Política

UNIDAD PARA AJUSTAR

De los progres a los fachos, todos juntos en las elecciones del PJ

Después de años de intermitencia en los mandatos, la enorme mayoría del justicialismo se alineó detrás de Alberto Fernández para que encabece el partido.

Jueves 18 de febrero

El interminable desfile de elogios y lamentos por el fallecimiento de quien fuera el presidente de Argentina durante toda la década de los 90, parece haber adelantado el escenario de las elecciones nacionales del Partido Justicialista. El 21 de marzo serán los comicios y, aunque hay dos listas presentadas, una enorme unidad en torno a Alberto Fernández garantiza que reemplazará a José Luis Gioja en el liderazgo (formal) del peronismo.

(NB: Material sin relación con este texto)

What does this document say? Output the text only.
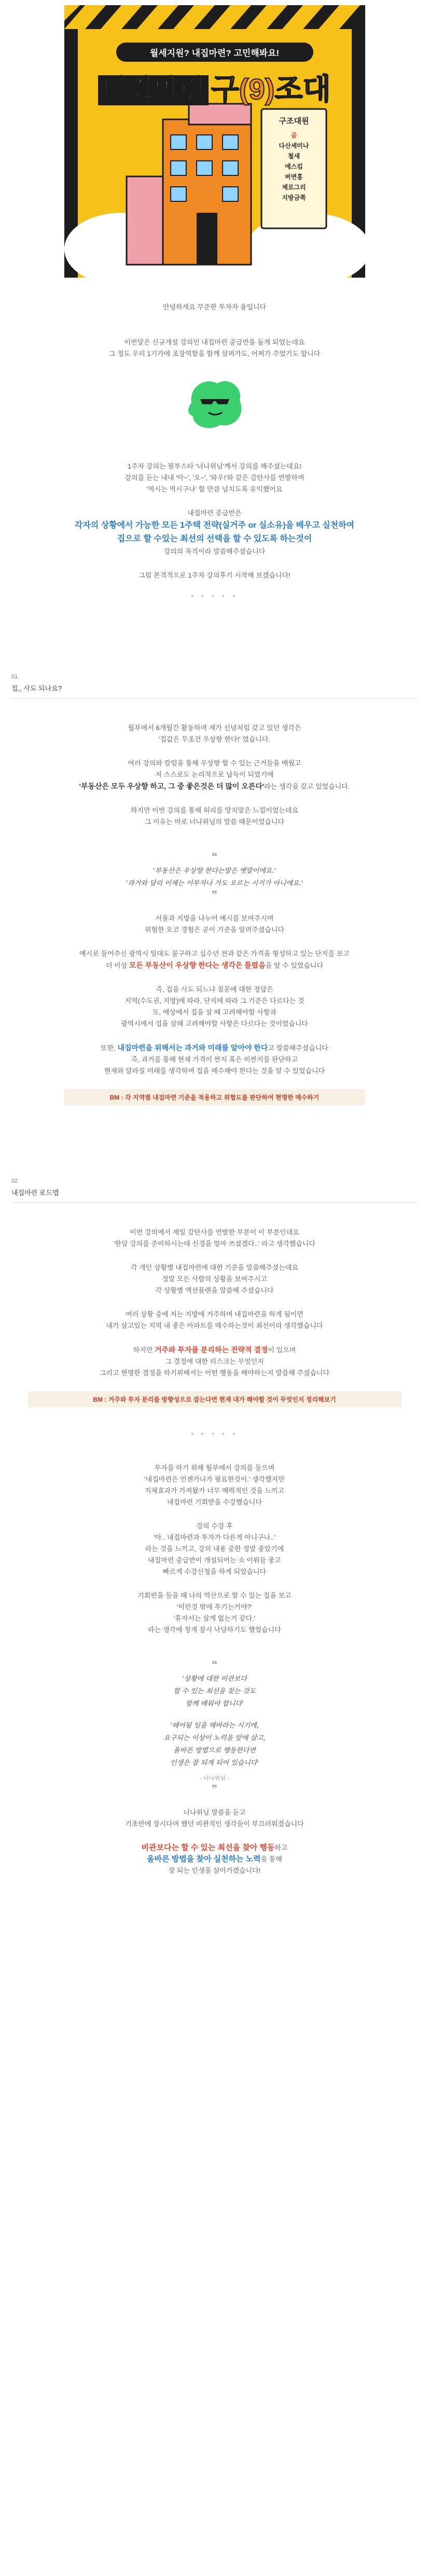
월세지원? 내집마련? 고민해봐요!
내집마련 구(9)조대
구조대원
골
다산세미나
철새
예스킴
버면홍
제로그리
지방금쪽

안녕하세요 무준한 투자자 윰입니다

이번달은 신규개설 강의인 내집마련 중급반을 돕게 되었는데요

그 정도 우리 1기가에 조장역할을 함께 살펴가도, 어쩌가 주었기도 합니다

1주차 강의는 필부스타 '너나위님'께서 강의를 해주셨는데요!

강의를 듣는 내내 '아~', '오~', '와우!'와 같은 감탄사를 연발하며

'역시는 역시구나' 할 만큼 넘치도록 유익했어요

내집마련 중급반은

각자의 상황에서 가능한 모든 1주택 전략(실거주 or 실소유)을 배우고 실천하여

집으로 할 수있는 최선의 선택을 할 수 있도록 하는것이

강의의 목적이라 말씀해주셨습니다

그럼 본격적으로 1주차 강의후기 시작해 보겠습니다!

* * * * *
01
집,, 사도 되나요?

월부에서 6개월간 활동하며 제가 신념처럼 갖고 있던 생각은

'집값은 무조건 우상향 한다!' 였습니다.

여러 강의와 칼럼을 통해 우상향 할 수 있는 근거들을 배웠고

저 스스로도 논리적으로 납득이 되었기에

'부동산은 모두 우상향 하고, 그 중 좋은것은 더 많이 오른다'라는 생각을 갖고 있었습니다.

하지만 이번 강의를 통해 허리를 망치맞은 느낌이었는데요

그 이유는 바로 너나위님의 말씀 때문이었습니다

❝

'부동산은 우상향 한다는말은 옛말이에요.'

'과거와 달리 이제는 이부자나 가도 오르는 시기가 아니에요.'

❞

서울과 지방을 나누어 예시를 보여주시며

위험한 오코 경험은 곧이 기준을 알려주셨습니다

예시로 들어주신 광역시 일대도 불구하고 십수년 전과 같은 가격을 형성하고 있는 단지를 보고

더 이상 모든 부동산이 우상향 한다는 생각은 틀렸음을 알 수 있었습니다

즉, 집을 사도 되느냐 질문에 대한 정답은

지역(수도권, 지방)에 따라, 단지에 따라 그 기준은 다르다는 것

또, 예상에서 집을 살 때 고려해야할 사항과

광역시에서 집을 살때 고려해야할 사항은 다르다는 것이었습니다

또한, 내집마련을 위해서는 과거와 미래를 알아야 한다고 말씀해주셨습니다

즉, 과거를 통해 현재 가격이 싼지 혹은 비싼지를 판단하고

현재와 달라질 미래를 생각하며 집을 매수해야 한다는 것을 알 수 있었습니다

BM : 각 지역별 내집마련 기준을 적용하고 위험도를 판단하여 현명한 매수하기
02
내집마련 로드맵

이번 강의에서 제일 감탄사를 연발한 부분이 이 부분인데요

'한달 강의를 준비하시는데 신경을 얼마 쓰셨겠다..' 라고 생각했습니다

각 개인 상황별 내집마련에 대한 기준을 말씀해주셨는데요

정말 모든 사람의 상황을 보여주시고

각 상황별 액션플랜을 말씀해 주셨습니다

여러 상황 중에 저는 지방에 거주하며 내집마련을 하게 됨이면

내가 살고있는 지역 내 좋은 아파트를 매수하는것이 최선이라 생각했습니다

하지만 거주와 투자를 분리하는 전략적 결정이 있으며

그 결정에 대한 리스크는 무엇인지

그리고 현명한 결정을 하기위해서는 어떤 행동을 해야하는지 말씀해 주셨습니다

BM : 거주와 투자 분리를 방향성으로 잡는다면 현재 내가 해야할 것이 무엇인지 정리해보기
* * * * *

투자를 하기 위해 월부에서 강의를 들으며

'내집마련은 언젠가나가 필요한것이.' 생각했지만

지체효과가 가져왔가 너무 매력적인 것을 느끼고

내집마련 기회받을 수강했습니다

강의 수강 후

'아.. 내집마련과 투자가 다른게 아니구나..'

라는 것을 느끼고, 강의 내용 중한 정말 좋았기에

내집마련 중급반이 개설되어는 쇼 이뤄들 좋고

빠르게 수강신청을 하게 되었습니다

기회빈을 들을 때 나의 역산으로 할 수 있는 집을 보고

'이런것 밖에 투기는거야?'

'휴자서는 살게 없는거 같다.'

라는 생각에 청개 잠시 낙담하기도 했었습니다

❝

'상황에 대한 비관보다

할 수 있는 최선을 찾는 것도

함께 배워야 합니다'

'떼어될 일을 해바라는 시기에,

요구되는 이상이 노력을 앞에 살고,

올바른 방법으로 행동한다면

인생은 잘 되게 되어 있습니다'

- 너나위님 -

❞

너나위님 말씀을 듣고

기초반에 장시다며 했던 비관적인 생각들이 부끄러워졌습니다

비관보다는 할 수 있는 최선을 찾아 행동하고

올바른 방법을 찾아 실천하는 노력을 통해

잘 되는 인생을 살아가겠습니다!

La lista que encabeza el presidente, denominada Unidad y Federalismo, tendrá cinco vicepresidencias: el gobernador bonaerense, Axel Kicillof, el gobernador de Tucumán, Juan Manzur, la vicegobernadora de Chaco, Analía Rach Quiroga, y las diputadas nacionales Cristina Álvarez Rodríguez (por Buenos Aires) y Lucía Corpacci (por Catamarca).

Además el armado incluirá a intendentes del conurbano como Gustavo Menéndez (Merlo), Fernando Espinoza (La Matanza), Leonardo Nardini (Malvinas Argentinas) y líderes de las distintas centrales sindicales, como Héctor Daer (CGT), Hugo Yasky (CTA), Victor Santa María (Suterh), Antonio Caló (UOM), Ricardo Pignanelli (SMATA) y Pablo Moyano de Camioneros. Poné los fideos que se juntaron todos, y no precisamente para enfrentar los ataques contra los trabajadores.

La otra lista, presentada por Alberto Rodriguez Saá, puede fracasar incluso antes de la elección, si la junta electoral decide bajarla alegando que algunas candidatas no están correctamente afiliadas. Sea como fuere, el armado no tiene chances frente a un alineamiento que concentra a la enorme mayoría del partido.

El otro que quiso marcar la cancha fue Sergio Berni, quien llegó a presentar una lista (con el título de “orden y trabajo”) minutos antes del cierre, pero se terminó bajando para encolumnarse detrás de Alberto Fernández, asegurando que se ve representado en la candidatura del gobernador de la provincia de Buenos Aires.

De broncas y decepciones

La semana pasada, distintos funcionarios del Gobierno protagonizaron episodios que provocaron bronca y reprobación en las redes sociales y por parte de algunos periodistas e intelectuales afines. Hagamos un breve repaso.

Después de semanas de discusión sobre la vuelta a clases, el ministro de educación nacional, Nicolás Trotta, apareció en una misma mesa con su par de la Ciudad, Soledad Acuña, avalando el plan larretista de la vuelta “como sea”, más allá de cualquier cuidado a docentes y alumnos.

En esos días se discutía por el femicidio de Ursula Bahillo. Ahí la intención oficial de apuntar únicamente contra el Poder Judicial fue sobrepasada por el repudio extendido a la Policía Bonaerense y su vocero extraoficial, Sergio Berni, que anduvo por los programas de televisión diciendo que no importaba si el femicida era un efectivo de esa fuerza. Pero también se expresó una bronca muy grande ante la inacción del Ministerio de las Mujeres y contra la ministra Gomez Alcorta, que seguía con su agenda política como si nada mientras el país se conmovía por el caso.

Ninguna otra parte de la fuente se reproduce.